Some of these entities already have competitive products on the market or product candidates in clinical trials or in more advanced preclinical studies than we do. Many of these entities also have substantially greater research, development, manufacturing and marketing resources and experience than us. In particular, we are aware that Wyeth and Novartis have mTOR inhibitors in Phase 3 clinical trials which are competitive with AP23573, our lead product candidate. Additionally, PharmaMar and its partner, Johnson & Johnson, have a marine derived antitumoral agent currently under registration for the treatment of soft tissue sarcomas. By virtue of having or introducing competitive products on the market before us, these entities may gain a competitive advantage. Competing technologies may render some or all of our programs or future products noncompetitive or obsolete, and we may not be able to make the enhancements to our technology necessary to compete successfully with newly emerging technologies. If we are unable to successfully compete in our chosen markets, we will not become profitable.
 
If our product candidates are not accepted by patients, physicians and insurers, we will not be successful.
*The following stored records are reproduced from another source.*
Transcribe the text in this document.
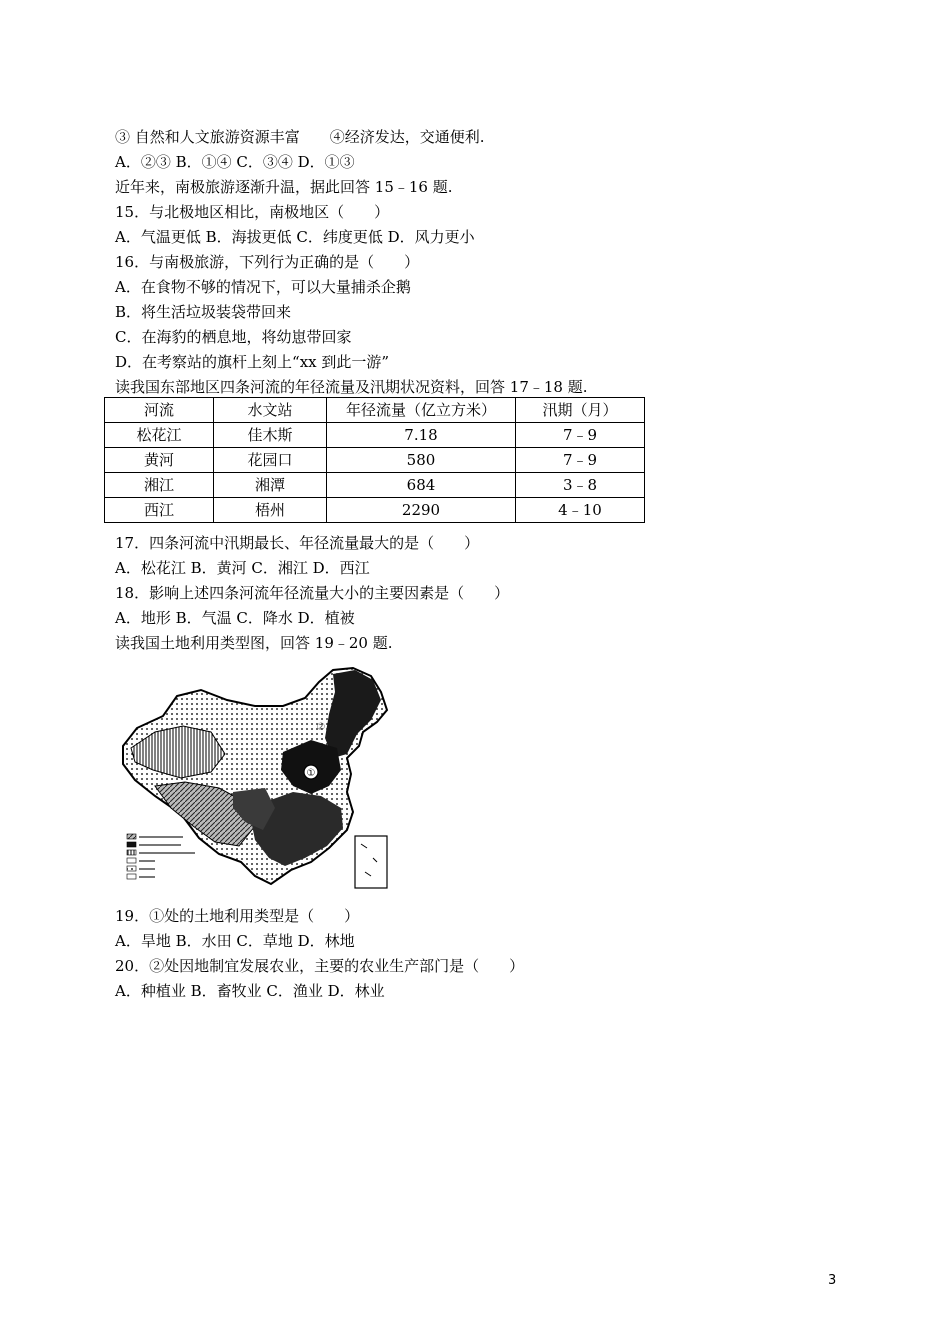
③ 自然和人文旅游资源丰富　　④经济发达，交通便利.
A．②③ B．①④ C．③④ D．①③
近年来，南极旅游逐渐升温，据此回答 15﹣16 题.
15．与北极地区相比，南极地区（　　）
A．气温更低 B．海拔更低 C．纬度更低 D．风力更小
16．与南极旅游，下列行为正确的是（　　）
A．在食物不够的情况下，可以大量捕杀企鹅
B．将生活垃圾装袋带回来
C．在海豹的栖息地，将幼崽带回家
D．在考察站的旗杆上刻上“xx 到此一游”
读我国东部地区四条河流的年径流量及汛期状况资料，回答 17﹣18 题.
河流	水文站	年径流量（亿立方米）	汛期（月）
松花江	佳木斯	7.18	7﹣9
黄河	花园口	580	7﹣9
湘江	湘潭	684	3﹣8
西江	梧州	2290	4﹣10
17．四条河流中汛期最长、年径流量最大的是（　　）
A．松花江 B．黄河 C．湘江 D．西江
18．影响上述四条河流年径流量大小的主要因素是（　　）
A．地形 B．气温 C．降水 D．植被
读我国土地利用类型图，回答 19﹣20 题.
①
②
19．①处的土地利用类型是（　　）
A．旱地 B．水田 C．草地 D．林地
20．②处因地制宜发展农业，主要的农业生产部门是（　　）
A．种植业 B．畜牧业 C．渔业 D．林业
3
Our success is dependent on the acceptance of any approved products. Our product candidates may not achieve market acceptance among patients, physicians or third-party payors, even if we obtain necessary regulatory and reimbursement approvals. Physicians and health care payors may conclude that any of our product candidates are not as safe and/or effective as competing therapies or are not as attractive based on a cost/benefit analysis as alternative treatments. Failure to achieve significant market acceptance of our product candidates will harm our business. We believe that recommendations by physicians and health care payors will be essential for market acceptance of any product candidates.
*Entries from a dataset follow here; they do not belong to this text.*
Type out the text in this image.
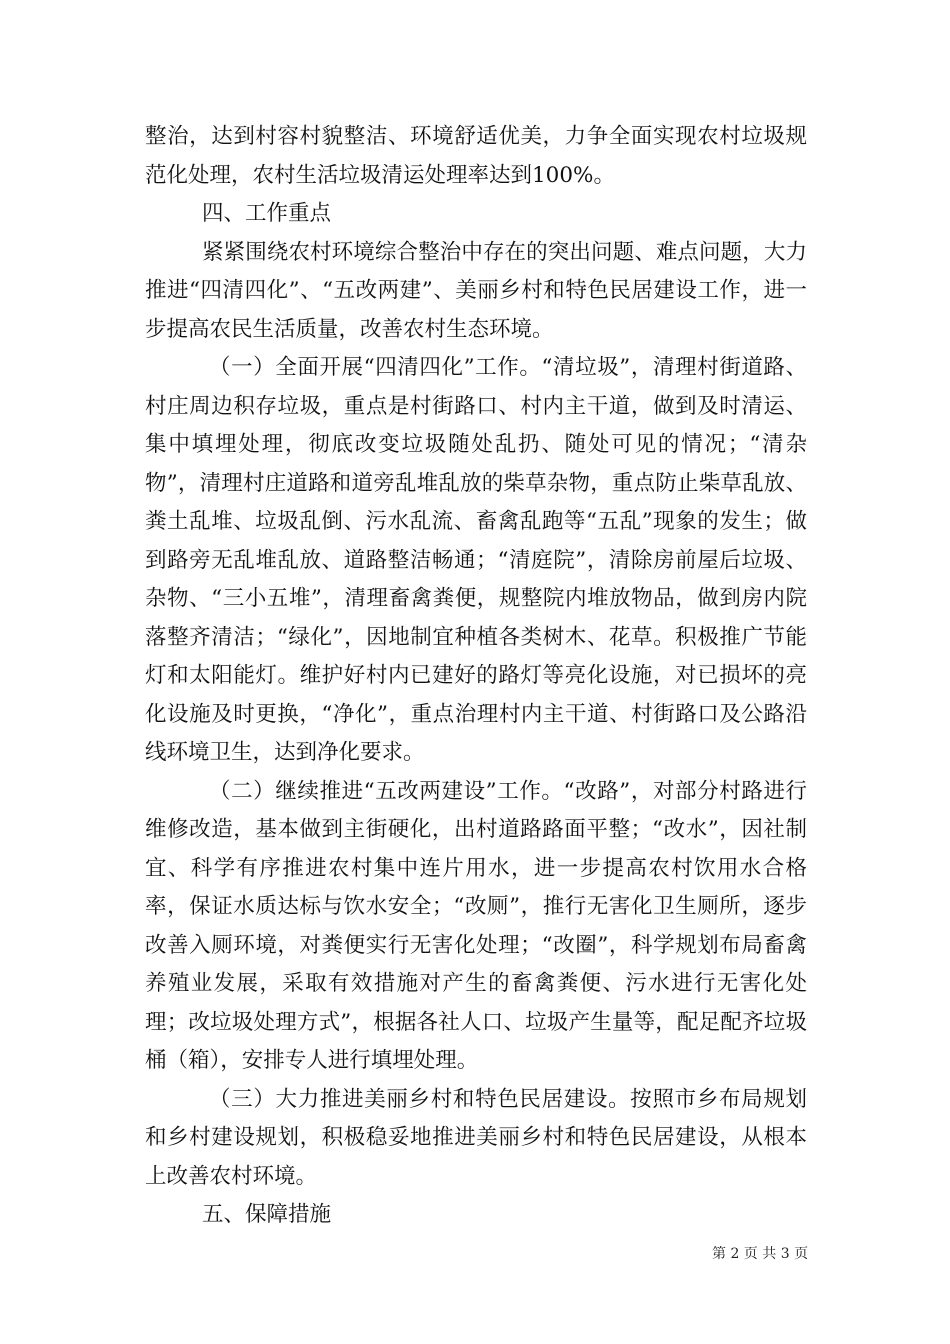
整治，达到村容村貌整洁、环境舒适优美，力争全面实现农村垃圾规范化处理，农村生活垃圾清运处理率达到100%。

四、工作重点

紧紧围绕农村环境综合整治中存在的突出问题、难点问题，大力推进“四清四化”、“五改两建”、美丽乡村和特色民居建设工作，进一步提高农民生活质量，改善农村生态环境。

（一）全面开展“四清四化”工作。“清垃圾”，清理村街道路、村庄周边积存垃圾，重点是村街路口、村内主干道，做到及时清运、集中填埋处理，彻底改变垃圾随处乱扔、随处可见的情况；“清杂物”，清理村庄道路和道旁乱堆乱放的柴草杂物，重点防止柴草乱放、粪土乱堆、垃圾乱倒、污水乱流、畜禽乱跑等“五乱”现象的发生；做到路旁无乱堆乱放、道路整洁畅通；“清庭院”，清除房前屋后垃圾、杂物、“三小五堆”，清理畜禽粪便，规整院内堆放物品，做到房内院落整齐清洁；“绿化”，因地制宜种植各类树木、花草。积极推广节能灯和太阳能灯。维护好村内已建好的路灯等亮化设施，对已损坏的亮化设施及时更换，“净化”，重点治理村内主干道、村街路口及公路沿线环境卫生，达到净化要求。

（二）继续推进“五改两建设”工作。“改路”，对部分村路进行维修改造，基本做到主街硬化，出村道路路面平整；“改水”，因社制宜、科学有序推进农村集中连片用水，进一步提高农村饮用水合格率，保证水质达标与饮水安全；“改厕”，推行无害化卫生厕所，逐步改善入厕环境，对粪便实行无害化处理；“改圈”，科学规划布局畜禽养殖业发展，采取有效措施对产生的畜禽粪便、污水进行无害化处理；改垃圾处理方式”，根据各社人口、垃圾产生量等，配足配齐垃圾桶（箱），安排专人进行填埋处理。

（三）大力推进美丽乡村和特色民居建设。按照市乡布局规划和乡村建设规划，积极稳妥地推进美丽乡村和特色民居建设，从根本上改善农村环境。

五、保障措施

第 2 页 共 3 页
If we are unable to establish sales, marketing and distribution capabilities or to enter into agreements with third parties to do so, we may be unable to successfully market and sell any products.

We are currently establishing a commercial oncology organization, but we have no experience in marketing or selling any products. While we intend to commercialize our product candidates in the United States and to enter into agreements with partner(s) to commercialize our product candidates elsewhere, we may be unable to successfully, directly or indirectly, sell any products that we obtain marketing approval to sell. If we are unable to effectively sell our products, our ability to generate revenues will be materially adversely affected. We may not be able to hire, in a timely manner, the qualified sales and marketing personnel we need, if at all. In addition, we may not be able to enter into any marketing or distribution agreements on acceptable terms, if at all. If we cannot establish sales, marketing and distribution capabilities as we intend, either by developing our own capabilities or entering into agreements with third parties, sales of future products, if any, may be harmed.
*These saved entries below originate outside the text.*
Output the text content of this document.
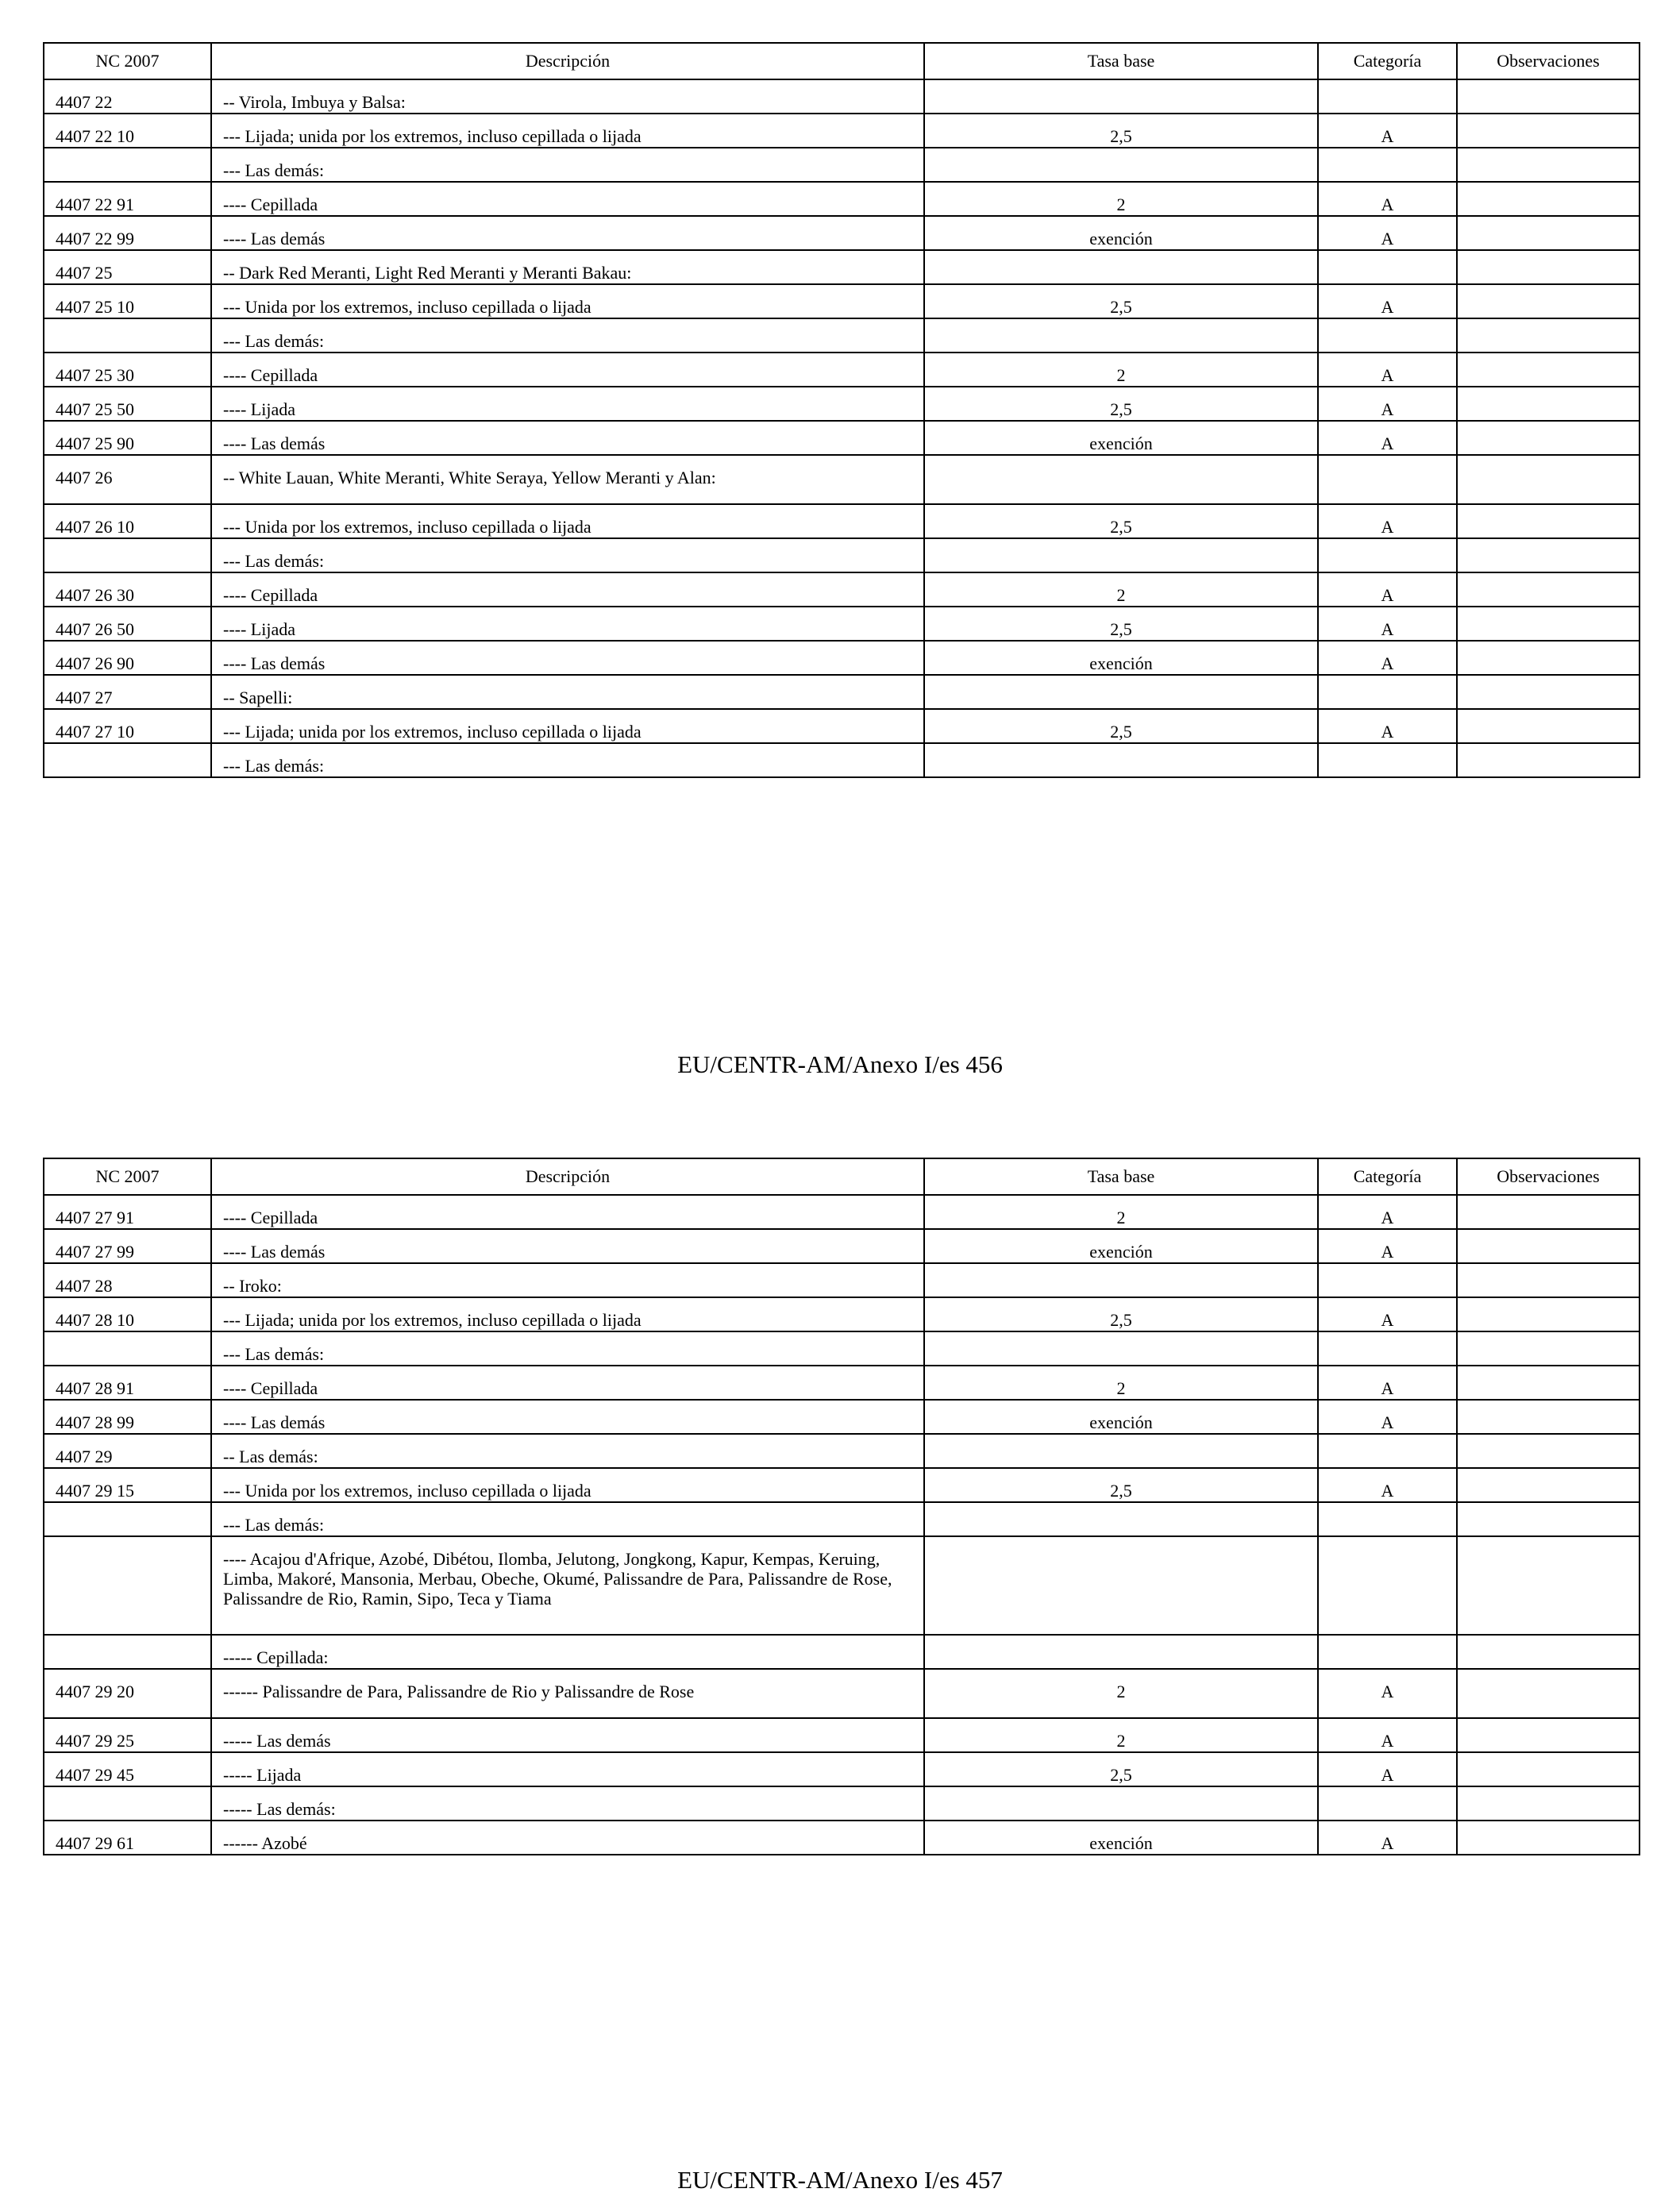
NC 2007	Descripción	Tasa base	Categoría	Observaciones
4407 22	-- Virola, Imbuya y Balsa:			
4407 22 10	--- Lijada; unida por los extremos, incluso cepillada o lijada	2,5	A	
	--- Las demás:			
4407 22 91	---- Cepillada	2	A	
4407 22 99	---- Las demás	exención	A	
4407 25	-- Dark Red Meranti, Light Red Meranti y Meranti Bakau:			
4407 25 10	--- Unida por los extremos, incluso cepillada o lijada	2,5	A	
	--- Las demás:			
4407 25 30	---- Cepillada	2	A	
4407 25 50	---- Lijada	2,5	A	
4407 25 90	---- Las demás	exención	A	
4407 26	-- White Lauan, White Meranti, White Seraya, Yellow Meranti y Alan:			
4407 26 10	--- Unida por los extremos, incluso cepillada o lijada	2,5	A	
	--- Las demás:			
4407 26 30	---- Cepillada	2	A	
4407 26 50	---- Lijada	2,5	A	
4407 26 90	---- Las demás	exención	A	
4407 27	-- Sapelli:			
4407 27 10	--- Lijada; unida por los extremos, incluso cepillada o lijada	2,5	A	
	--- Las demás:			
EU/CENTR-AM/Anexo I/es 456
NC 2007	Descripción	Tasa base	Categoría	Observaciones
4407 27 91	---- Cepillada	2	A	
4407 27 99	---- Las demás	exención	A	
4407 28	-- Iroko:			
4407 28 10	--- Lijada; unida por los extremos, incluso cepillada o lijada	2,5	A	
	--- Las demás:			
4407 28 91	---- Cepillada	2	A	
4407 28 99	---- Las demás	exención	A	
4407 29	-- Las demás:			
4407 29 15	--- Unida por los extremos, incluso cepillada o lijada	2,5	A	
	--- Las demás:			
	---- Acajou d'Afrique, Azobé, Dibétou, Ilomba, Jelutong, Jongkong, Kapur, Kempas, Keruing, Limba, Makoré, Mansonia, Merbau, Obeche, Okumé, Palissandre de Para, Palissandre de Rose, Palissandre de Rio, Ramin, Sipo, Teca y Tiama			
	----- Cepillada:			
4407 29 20	------ Palissandre de Para, Palissandre de Rio y Palissandre de Rose	2	A	
4407 29 25	----- Las demás	2	A	
4407 29 45	----- Lijada	2,5	A	
	----- Las demás:			
4407 29 61	------ Azobé	exención	A	
EU/CENTR-AM/Anexo I/es 457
If we develop a product for commercial use, a subsequent product liability-related claim or recall could have an adverse effect on our business.

Our business exposes us to potential product liability risks inherent in the testing, manufacturing and marketing of pharmaceutical products. Prior to obtaining regulatory approval to market our products, we are required to test such products in human clinical trials at health care institutions pursuant to agreements which indemnify such institutions in case of harm caused to patients by our products. We may not be able to avoid significant product liability exposure resulting from use of our products. A product liability-related claim or recall could be detrimental to our business. In addition, except for insurance covering product use in our clinical trials, we do not currently have any product liability insurance, and we may not be able to obtain or maintain such insurance on acceptable terms, or we may not be able to obtain any insurance to provide adequate coverage against potential liabilities, including liabilities arising from our clinical trials. Our inability to obtain sufficient insurance coverage at an acceptable cost or otherwise to protect against potential product liability claims could prevent or limit the commercialization of any products that we develop.

31


Significant additional losses or insufficient funding may cause us to default on certain covenants of our loan documents.

At September 30, 2006, we had $6.2 million outstanding under a term loan agreement with a bank, pursuant to which we are required to maintain certain financial and non-financial covenants, including minimum cash, cash equivalents and investments of $13 million, a default of any of which would allow the bank to demand payment of its loan. We currently have sufficient liquidity to fund payment of this loan if demand for payment were made. However, if we are unable to raise adequate financing to fund continuing operations or otherwise to refinance our loan, we may not be able to maintain compliance with loan covenants, may be required to pay off the loan and may be required to reduce our spending on operations.

Risks Relating to Governmental Approvals

We have limited experience in conducting clinical trials, which may cause delays in commencing and completing clinical trials of our product candidates.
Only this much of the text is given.